I forgot to mention that on the top of the Pir is a faquir's hut, where last year we were supplied with the most delicious draught of milk we had ever tasted. But the faquir had not yet ventured to face the inclement climate, so no milk this time.

There is also a small watch tower of an octagonal form, of which there are several to be seen, here and there, along the route. This forms a very conspicuous object, being so distinctly seen at Possianah as to deceive one as to the distance; and I fancy that an European accustomed to the denser atmosphere of the mountain regions in that quarter of the globe would be astonished at the atmospheric effects here. Rarely, except in case of a thunderstorm, and in the rainy season which lasts about two months, is there any vapour to impede the vision, which roams over snowy peaks of various chains of mountains far on the other side of Cashmere.

The beauties of this scenery, in its magnificence and colossal proportions, its illimitable extent and brilliancy of colouring, is far beyond any description. All around you nature exhibits herself in her most attractive forms, presenting almost every variety of shape and colour, mountain and valley, rock and dell, forests of noble pines and individual giants waving their monstrous arms overhead as you pursue your path, with foaming torrents dashing at the bottom of the precipices below you, gushing rills of purest water trickling from the hills on whose slopes you move, and from the path to the torrent below you stretch undulating grassy slopes, here steep, there gently inclining, occasionally intercepted by a rough ravine through which tumbles a torrent, and the whole surface gay with many flowers which the while perfume the air—the 'tout ensemble' is such as to send the observant traveller, however much his limbs may be taxed, exhilarated and rejoicing on his way. It is a new existence to any one coming from the depressing monotony of the interminable plains of the Punjab.

I had a long time to wait at Dupchin before any of my followers arrived; so I took a snooze under a pine tree adjoining a fine stream, at which I had slaked my thirst. The whole of my effects did not arrive until about five o'clock. There was no village, no house here, it being simply used as a camp ground, for which it offered some facilities—a level surface, wood and water in abundance—food we had brought with us.

The night was bitterly cold, but my servants managed tolerably, four or five sleeping in my smaller tent, as many as it would hold. Others and the coolies coiling themselves up in their warm blankets under a pine-clad bank, screening them from the wind, by the help of rousing fires of dry pine wood kept up through the night, if not perfectly comfortable, did not suffer: for they did not grumble—a good sign.

1st May. To Shupyim. The first part of the road is rough and difficult, through a pine forest. You then cross the river by a bridge, the scenery charming; emerge from the forest, and enter upon level grass lands. We halted at Heerpoor for breakfast, a small village where supplies are to be got: there is an old serai, one small room only habitable, but good ground for camping.
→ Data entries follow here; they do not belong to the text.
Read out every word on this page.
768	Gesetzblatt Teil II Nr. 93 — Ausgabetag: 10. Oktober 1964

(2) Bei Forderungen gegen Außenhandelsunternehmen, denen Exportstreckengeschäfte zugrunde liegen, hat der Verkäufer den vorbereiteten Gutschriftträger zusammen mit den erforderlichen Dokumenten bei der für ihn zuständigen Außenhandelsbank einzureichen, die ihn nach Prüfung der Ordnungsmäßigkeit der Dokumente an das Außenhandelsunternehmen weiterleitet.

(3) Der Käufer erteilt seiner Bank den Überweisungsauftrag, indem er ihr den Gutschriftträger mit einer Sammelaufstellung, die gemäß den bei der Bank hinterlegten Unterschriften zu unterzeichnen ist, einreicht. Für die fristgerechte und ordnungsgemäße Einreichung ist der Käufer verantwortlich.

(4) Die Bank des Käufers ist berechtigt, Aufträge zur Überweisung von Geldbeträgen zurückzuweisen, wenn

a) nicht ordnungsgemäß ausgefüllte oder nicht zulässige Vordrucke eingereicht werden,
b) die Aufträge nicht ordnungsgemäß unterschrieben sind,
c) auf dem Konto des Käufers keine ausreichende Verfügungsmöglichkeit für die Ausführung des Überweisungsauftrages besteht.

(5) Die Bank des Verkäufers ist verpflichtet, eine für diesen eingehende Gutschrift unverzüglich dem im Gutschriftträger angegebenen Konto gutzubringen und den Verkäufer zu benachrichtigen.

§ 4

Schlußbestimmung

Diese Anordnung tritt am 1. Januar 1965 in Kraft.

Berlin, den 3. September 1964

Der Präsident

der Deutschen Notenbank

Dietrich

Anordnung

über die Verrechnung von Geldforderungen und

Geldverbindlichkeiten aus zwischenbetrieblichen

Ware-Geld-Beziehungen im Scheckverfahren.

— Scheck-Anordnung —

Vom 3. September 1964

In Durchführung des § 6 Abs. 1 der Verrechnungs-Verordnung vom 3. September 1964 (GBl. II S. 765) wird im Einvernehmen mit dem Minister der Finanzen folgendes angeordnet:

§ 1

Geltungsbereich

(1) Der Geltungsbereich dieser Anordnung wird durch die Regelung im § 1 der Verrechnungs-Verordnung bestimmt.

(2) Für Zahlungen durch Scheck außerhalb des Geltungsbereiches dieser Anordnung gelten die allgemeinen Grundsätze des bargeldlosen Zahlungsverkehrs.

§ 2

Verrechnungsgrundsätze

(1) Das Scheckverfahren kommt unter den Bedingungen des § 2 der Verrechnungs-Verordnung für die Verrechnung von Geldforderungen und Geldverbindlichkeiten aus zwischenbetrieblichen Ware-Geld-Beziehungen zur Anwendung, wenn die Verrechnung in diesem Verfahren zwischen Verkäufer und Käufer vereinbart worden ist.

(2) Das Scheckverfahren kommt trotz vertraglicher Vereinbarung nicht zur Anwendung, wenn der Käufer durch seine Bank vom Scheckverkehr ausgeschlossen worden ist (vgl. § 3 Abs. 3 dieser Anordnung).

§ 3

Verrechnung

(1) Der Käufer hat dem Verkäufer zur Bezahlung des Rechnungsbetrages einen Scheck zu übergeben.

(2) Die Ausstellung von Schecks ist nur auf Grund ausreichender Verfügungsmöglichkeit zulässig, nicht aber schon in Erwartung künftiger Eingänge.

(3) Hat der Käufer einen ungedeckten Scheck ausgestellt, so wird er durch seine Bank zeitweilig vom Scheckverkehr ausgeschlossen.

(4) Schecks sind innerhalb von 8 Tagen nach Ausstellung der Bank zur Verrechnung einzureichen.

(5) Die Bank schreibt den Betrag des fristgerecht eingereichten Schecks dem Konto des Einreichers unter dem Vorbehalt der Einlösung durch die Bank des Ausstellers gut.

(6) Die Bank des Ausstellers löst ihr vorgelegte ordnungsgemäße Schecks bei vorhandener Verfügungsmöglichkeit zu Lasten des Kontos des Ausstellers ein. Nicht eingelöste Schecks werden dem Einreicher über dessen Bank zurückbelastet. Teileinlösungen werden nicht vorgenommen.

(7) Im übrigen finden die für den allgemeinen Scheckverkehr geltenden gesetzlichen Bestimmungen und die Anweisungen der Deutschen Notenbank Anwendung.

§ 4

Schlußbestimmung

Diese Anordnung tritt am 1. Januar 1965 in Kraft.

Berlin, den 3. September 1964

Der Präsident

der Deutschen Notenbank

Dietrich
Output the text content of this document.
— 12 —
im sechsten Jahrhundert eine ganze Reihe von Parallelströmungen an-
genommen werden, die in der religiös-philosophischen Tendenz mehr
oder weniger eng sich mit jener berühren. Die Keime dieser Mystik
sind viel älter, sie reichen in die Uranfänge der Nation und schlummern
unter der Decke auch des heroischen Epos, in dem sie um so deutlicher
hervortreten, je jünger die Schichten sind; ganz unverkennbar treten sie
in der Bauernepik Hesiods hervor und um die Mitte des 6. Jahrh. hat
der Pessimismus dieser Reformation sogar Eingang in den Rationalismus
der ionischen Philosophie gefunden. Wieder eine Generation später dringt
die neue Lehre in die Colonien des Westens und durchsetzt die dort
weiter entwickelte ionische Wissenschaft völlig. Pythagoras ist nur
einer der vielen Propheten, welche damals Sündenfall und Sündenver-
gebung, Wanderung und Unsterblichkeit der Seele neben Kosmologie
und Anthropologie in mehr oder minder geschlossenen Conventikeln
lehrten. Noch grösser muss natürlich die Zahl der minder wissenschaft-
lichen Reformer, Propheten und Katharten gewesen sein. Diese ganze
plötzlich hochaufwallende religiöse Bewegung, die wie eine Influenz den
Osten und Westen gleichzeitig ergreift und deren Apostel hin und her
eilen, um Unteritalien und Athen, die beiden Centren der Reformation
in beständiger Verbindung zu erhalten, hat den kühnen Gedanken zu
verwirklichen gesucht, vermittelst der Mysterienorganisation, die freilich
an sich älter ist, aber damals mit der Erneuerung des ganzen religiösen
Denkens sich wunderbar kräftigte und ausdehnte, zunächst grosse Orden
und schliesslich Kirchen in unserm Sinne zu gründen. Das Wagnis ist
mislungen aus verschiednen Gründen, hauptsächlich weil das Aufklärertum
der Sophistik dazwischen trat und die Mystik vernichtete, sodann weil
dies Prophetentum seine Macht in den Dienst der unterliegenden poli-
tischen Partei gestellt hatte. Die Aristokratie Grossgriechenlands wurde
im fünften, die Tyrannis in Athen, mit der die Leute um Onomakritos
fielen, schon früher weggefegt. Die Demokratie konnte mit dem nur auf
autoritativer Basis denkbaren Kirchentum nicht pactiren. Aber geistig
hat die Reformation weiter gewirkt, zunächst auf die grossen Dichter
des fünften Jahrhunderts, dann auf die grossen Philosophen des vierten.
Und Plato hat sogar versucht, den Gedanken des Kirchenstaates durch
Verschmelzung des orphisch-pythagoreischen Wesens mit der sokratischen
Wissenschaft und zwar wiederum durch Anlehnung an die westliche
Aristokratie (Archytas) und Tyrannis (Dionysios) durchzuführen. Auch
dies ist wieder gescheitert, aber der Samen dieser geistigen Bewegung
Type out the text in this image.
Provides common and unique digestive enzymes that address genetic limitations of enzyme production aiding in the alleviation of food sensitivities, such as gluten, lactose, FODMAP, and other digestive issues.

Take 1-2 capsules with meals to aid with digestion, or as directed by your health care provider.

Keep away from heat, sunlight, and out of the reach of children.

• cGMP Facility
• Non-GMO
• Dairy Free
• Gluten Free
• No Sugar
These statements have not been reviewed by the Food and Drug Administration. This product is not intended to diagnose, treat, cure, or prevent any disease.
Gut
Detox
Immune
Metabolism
The road from Heerpoor to Shupyim is good, over level grassy elevated land, park-like scenery on either hand, the valley of Cashmere widening before you, and a glorious display of mountains beyond it.

One may consider oneself fairly in the valley here, having left the mountains behind; there remain only slight elevations between Shupyim and Sirinuggur.

2nd May. I followed the path to Sirinuggur which, although one of the principal roads to the capital, was but a bridle path, in some places difficult to find, and leading over rivers and streams, some of which, being without bridges, are awkward to cross.

We halted at a village called Serai, from there being the remains of one there. Ramoo is the usual station, but it does not divide the distance so equally, being too near Shupyim.